Tunis, (avec Reuters) – L’impossibilité de faire campagne du candidat à la présidentielle, Nabil Karoui, nuit à la crédibilité des élections et à l’image du pays, a déclaré vendredi le président par intérim Mohamed Ennaceur.
Karoui, qui participera à un second tour contre l’indépendant Kais Saied le 13 octobre, a été arrêté en août dernier pour suspicion d’évasion fiscale et de blanchiment d’argent dans une affaire intentée il y a trois ans par une ONG de surveillance de la transparence. Karoui nie tout acte répréhensible.
« L’un des deux candidats qui ont remporté le premier tour est en prison et n’a pas la liberté de faire campagne ni de parler à ses électeurs », a déclaré Ennaceur dans une brève déclaration télévisée. « Nous continuerons à demander à tous les responsables de trouver une solution honorable, respectant le pouvoir judiciaire, pour surmonter la situation inhabituelle et étrange », a-t-il déclaré.
Dans un développement inattendu, Rachid Kechana, le chef de l’agence de presse officielle TAP, a déclaré à Reuters qu’un juge avait approuvé la demande de ce dernier d’interviewer Karoui en prison. Un porte-parole de la police judiciaire n’était pas immédiatement disponible pour commenter.
Les tribunaux ont rejeté la demande de libération de Karoui dans l’attente d’un verdict final à quatre reprises depuis sa détention. La commission électorale indépendante a déclaré qu’il pouvait contester l’élection à condition qu’il ne soit pas reconnu coupable d’un crime.
Aucun verdict final dans cette affaire ne semble imminent, cependant, et le maintien en détention de Karoui a incité les observateurs électoraux locaux et étrangers à avertir les médias que le refus au nabab des médias un terrain de jeu équitable lors des élections est contestable.
Le président par intérim ne dispose que de pouvoirs limités, contrôlant la politique étrangère et de défense, tandis qu’un Premier ministre choisi par le Parlement gère d’autres portefeuilles.

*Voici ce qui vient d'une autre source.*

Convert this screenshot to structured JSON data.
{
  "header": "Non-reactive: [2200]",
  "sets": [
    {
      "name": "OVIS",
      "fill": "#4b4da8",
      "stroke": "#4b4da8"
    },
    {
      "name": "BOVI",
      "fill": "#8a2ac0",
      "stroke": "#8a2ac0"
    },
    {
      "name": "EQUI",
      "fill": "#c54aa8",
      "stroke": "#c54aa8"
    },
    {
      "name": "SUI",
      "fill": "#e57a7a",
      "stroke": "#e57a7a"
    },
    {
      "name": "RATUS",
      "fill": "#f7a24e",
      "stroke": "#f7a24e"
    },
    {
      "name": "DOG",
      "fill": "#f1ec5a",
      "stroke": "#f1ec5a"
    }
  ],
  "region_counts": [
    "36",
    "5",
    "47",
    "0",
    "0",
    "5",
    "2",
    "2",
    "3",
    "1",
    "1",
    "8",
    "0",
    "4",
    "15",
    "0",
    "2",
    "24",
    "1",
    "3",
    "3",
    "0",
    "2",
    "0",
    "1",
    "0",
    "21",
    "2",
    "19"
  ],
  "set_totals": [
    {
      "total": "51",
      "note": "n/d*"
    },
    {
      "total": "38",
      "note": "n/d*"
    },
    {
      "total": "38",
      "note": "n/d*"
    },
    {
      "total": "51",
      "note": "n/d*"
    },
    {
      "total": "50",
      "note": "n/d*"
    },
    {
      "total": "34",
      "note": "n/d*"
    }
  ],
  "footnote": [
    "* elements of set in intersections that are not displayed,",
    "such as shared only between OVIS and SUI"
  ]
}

Bien qu’il soit en prison pour le premier tour de scrutin, Karoui arrive en deuxième position sur 15 candidats avec 15,6% des suffrages, derrière le professeur de droit Kais Saied avec 18,4%. Ennaceur a déclaré avoir été en contact avec le ministre de la Justice et le président de la commission électorale à propos de la situation.
Et ensuite?
La chaîne de télévision sans licence Nessma de Karoui a diffusé des reportages critiquant le gouvernement tout au long des élections tout en promouvant sa philanthropie auprès des Tunisiens pauvres.
Karoui et Saied ont battu un certain nombre de dirigeants politiques vétérans, ce qui était perçu comme un rejet des forces établies qui dominaient la politique tunisienne depuis le renversement du président Ben Ali lors d’une révolution en 2011.
Derrière les barreaux, Karoui n’a pas pu se présenter aux débats électoraux télévisés, le premier du pays depuis la fin de plus de 50 ans de règne autocratique, bien que son épouse ait martelé la campagne électorale en son nom.
Les experts constitutionnels en Tunisie ont déclaré que ce qui allait se passer n’était pas clair. Si Karoui perd de justesse, il pourrait avoir des raisons de faire appel du résultat.
S’il gagne, on ignore s’il pourrait être assermenté à moins que le pouvoir judiciaire ne l’autorise à se rendre au Parlement pour la cérémonie. S’il est reconnu coupable par la suite, il ne sait pas s’il bénéficiera de l’immunité présidentielle pour les crimes commis avant l’opération de vote.
Le Conseil Constitutionnel, prévu par la constitution de 2014 pour résoudre de telles situations, n’a pas été mis en place par l’assemblée sortante. Sa composition devrait être approuvée par le président et le parlement prochain.